Dr Papa Kwesi Nduom, Founder and Chairman of Groupe Nduom, has called for any sale of Standard Chartered Bank Ghana’s retail banking business to be reserved for an indigenous Ghanaian company. He argues that Ghana's financial sector must create greater opportunities for local ownership. This statement renews a longstanding debate about local participation in Ghana's financial services industry.
Dr Nduom made his position clear in a post on his official Facebook page on Friday, June 26. He urged policymakers and regulators to ensure local investors receive priority should the multinational bank divest its retail operations. His direct message states, “Make no mistake about this: if Standard Chartered is selling its retail banking business, the buyer should be an indigenous Ghanaian company.” This position highlights concerns about foreign dominance in key economic sectors.
Dr Nduom's intervention comes amid reports that Standard Chartered is reviewing its global business strategy. This review includes its retail banking operations in selected markets. No official announcement has been made regarding a sale of its Ghanaian retail business. Ghana's banking sector underwent significant reforms and consolidation by the Bank of Ghana in recent years, impacting many local institutions. These reforms aimed to strengthen the financial system and have fueled conversations about local ownership and resilience.

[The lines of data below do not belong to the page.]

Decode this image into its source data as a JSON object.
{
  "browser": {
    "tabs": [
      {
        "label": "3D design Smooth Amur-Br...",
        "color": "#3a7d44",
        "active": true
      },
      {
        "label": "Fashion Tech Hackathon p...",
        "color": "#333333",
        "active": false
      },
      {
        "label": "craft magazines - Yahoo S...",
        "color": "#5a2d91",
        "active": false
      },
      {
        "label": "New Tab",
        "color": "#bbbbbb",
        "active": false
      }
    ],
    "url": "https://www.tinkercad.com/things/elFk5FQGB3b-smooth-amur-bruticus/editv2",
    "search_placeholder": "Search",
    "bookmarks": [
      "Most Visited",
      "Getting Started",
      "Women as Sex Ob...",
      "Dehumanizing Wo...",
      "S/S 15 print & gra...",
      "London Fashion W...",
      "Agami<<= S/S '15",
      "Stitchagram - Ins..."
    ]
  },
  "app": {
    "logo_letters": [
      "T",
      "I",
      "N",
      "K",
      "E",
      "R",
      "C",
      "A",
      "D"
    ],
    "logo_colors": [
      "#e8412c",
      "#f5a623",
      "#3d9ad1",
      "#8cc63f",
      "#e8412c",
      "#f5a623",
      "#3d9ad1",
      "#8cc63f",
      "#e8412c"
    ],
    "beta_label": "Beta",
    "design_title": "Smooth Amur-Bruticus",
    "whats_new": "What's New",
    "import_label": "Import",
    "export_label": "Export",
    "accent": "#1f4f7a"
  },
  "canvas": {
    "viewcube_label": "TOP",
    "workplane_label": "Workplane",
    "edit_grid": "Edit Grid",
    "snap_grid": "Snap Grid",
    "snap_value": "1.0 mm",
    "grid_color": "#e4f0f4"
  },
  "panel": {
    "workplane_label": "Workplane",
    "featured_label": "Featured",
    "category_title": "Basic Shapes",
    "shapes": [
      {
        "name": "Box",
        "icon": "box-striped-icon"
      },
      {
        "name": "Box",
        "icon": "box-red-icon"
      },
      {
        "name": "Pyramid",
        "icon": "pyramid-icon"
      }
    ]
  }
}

Dr Nduom is a known advocate for indigenous enterprise and a former presidential candidate. His comments likely resonate with stakeholders who believe Ghanaian-owned financial institutions should expand their footprint. This expansion would allow them to compete more effectively with multinational banks. His statement holds particular weight given his recent legal victory concerning the revocation of GN Savings and Loans' license. A court ruling in his favour to restore the license marked a significant development in Ghana's financial sector clean-up.
If Standard Chartered decides to sell its retail banking operations in Ghana, the transaction will require regulatory approval from the Bank of Ghana. Such a development would attract interest from both local and international financial institutions. The Bank of Ghana will need to balance fostering local ownership with ensuring a stable and competitive banking sector. This scenario presents a critical test for Ghana's commitment to indigenous economic empowerment. Any sale will also impact thousands of customers and employees within the bank's retail division. The outcome of any potential sale will shape perceptions of Ghana's investment climate and its dedication to local business.